I posed this case to get a few of you thinking and especially give the residents food for thought. It's not always black and white. There's not always a neurologist to talk to and sometimes you have to make the best decision. I find it very difficult to have that "TPA discussion" in a completely unbiased fashion. Inevitably, I get asked "Well, what would you do?" and even if you try to be objective, pt's can pick up on your preferences. At least, in my experience.
I had this case, not exactly... but one similar. There was much confusion on the length of the sx, and no interval deterioration of sx in the ED (but I think you always have to anticipate that scenario..). At one point, it sounded like 100% neurological sx for over a week, then suspicion on my part of intermittent TIAs, but when pressed... again, it sounded as if the pt had consistent neuro deficits. However, you still have a pt presenting within the time window with a technically unresolved neurological deficit which makes them a TPA candidate whether you "really" consider them one or not.

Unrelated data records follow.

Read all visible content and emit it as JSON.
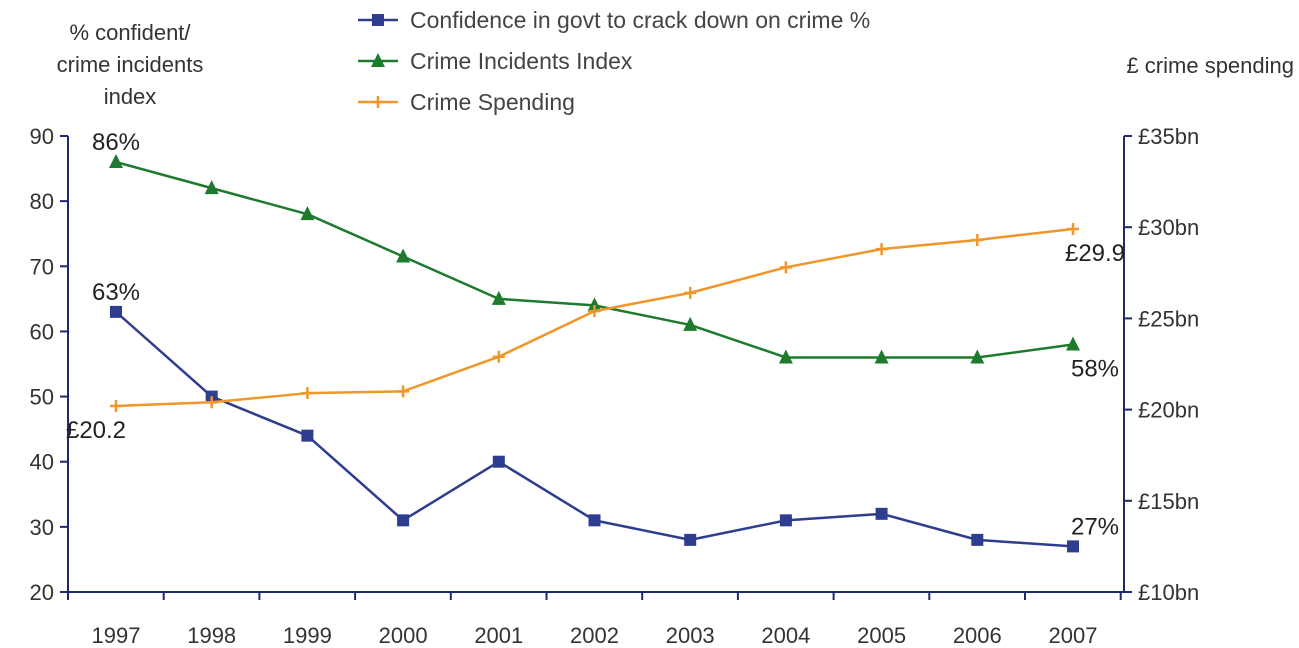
{
  "chart_data": {
    "type": "line",
    "categories": [
      "1997",
      "1998",
      "1999",
      "2000",
      "2001",
      "2002",
      "2003",
      "2004",
      "2005",
      "2006",
      "2007"
    ],
    "left_axis": {
      "label_lines": [
        "% confident/",
        "crime incidents",
        "index"
      ],
      "ylim": [
        20,
        90
      ],
      "ticks": [
        "20",
        "30",
        "40",
        "50",
        "60",
        "70",
        "80",
        "90"
      ]
    },
    "right_axis": {
      "label": "£ crime spending",
      "ylim": [
        10,
        35
      ],
      "ticks": [
        "£10bn",
        "£15bn",
        "£20bn",
        "£25bn",
        "£30bn",
        "£35bn"
      ]
    },
    "series": [
      {
        "name": "Confidence in govt to crack down on crime %",
        "axis": "left",
        "color": "#2f3d8f",
        "marker": "square",
        "values": [
          63,
          50,
          44,
          31,
          40,
          31,
          28,
          31,
          32,
          28,
          27
        ]
      },
      {
        "name": "Crime Incidents Index",
        "axis": "left",
        "color": "#1e7a2c",
        "marker": "triangle",
        "values": [
          86,
          82,
          78,
          71.5,
          65,
          64,
          61,
          56,
          56,
          56,
          58
        ]
      },
      {
        "name": "Crime Spending",
        "axis": "right",
        "color": "#f0962a",
        "marker": "plus",
        "values": [
          20.2,
          20.4,
          20.9,
          21.0,
          22.9,
          25.4,
          26.4,
          27.8,
          28.8,
          29.3,
          29.9
        ]
      }
    ],
    "annotations": [
      {
        "text": "86%",
        "series": 1,
        "index": 0,
        "pos": "above"
      },
      {
        "text": "63%",
        "series": 0,
        "index": 0,
        "pos": "above"
      },
      {
        "text": "£20.2",
        "series": 2,
        "index": 0,
        "pos": "below"
      },
      {
        "text": "£29.9",
        "series": 2,
        "index": 10,
        "pos": "below"
      },
      {
        "text": "58%",
        "series": 1,
        "index": 10,
        "pos": "below"
      },
      {
        "text": "27%",
        "series": 0,
        "index": 10,
        "pos": "above"
      }
    ]
  }
}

1) Was the complete aphasia and R sided paralysis a TIA with complete resolution revealing an underlying older CVA that would explain the 1 weeks worth of mild dysarthria?
2) Or is this a new stroke with a partial resolution?
Either way, it's tough to tease out the information and not always clear in my opinion. Personally, I don't like to consider a pt like this to be a typical TPA candidate. Prognosis is very good, especially with mild symptoms. I don't think any of us like to risk a bleed on very low NIHSS with good prognosis. I intend to do a more thorough lit search but I'm curious if "very low" NIHSS should be as much of a relative contraindication as "very high" NIHSS.
The consensus that I've found so far seems to vary. I've read some institutional guidelines that mandate NIHSS > 4 for inclusion criteria. This link provides an interesting Q/A and I thought this
take was interesting...
- In terms of rapidly improving symptoms, what is your lowest NIHSS number where you will still go ahead and treat?
I do not think that the absolute number is as important as the perceived disability of the deficit at hand. For example, an NIHSS score of 2 based on an isolated hemianopsia is vastly different than a similar score for minimal weakness and minimal sensory loss both in one extremity. Therefore I would make my decision to treat or not to treat a “mild” stroke or “rapidly improving” stroke entirely on the clinical deficit and trajectory of the patient when I was evaluating them. — Dr. Pancioli
In cases like this, I feel obligated to inform and offer TPA, even if I don't want to give it.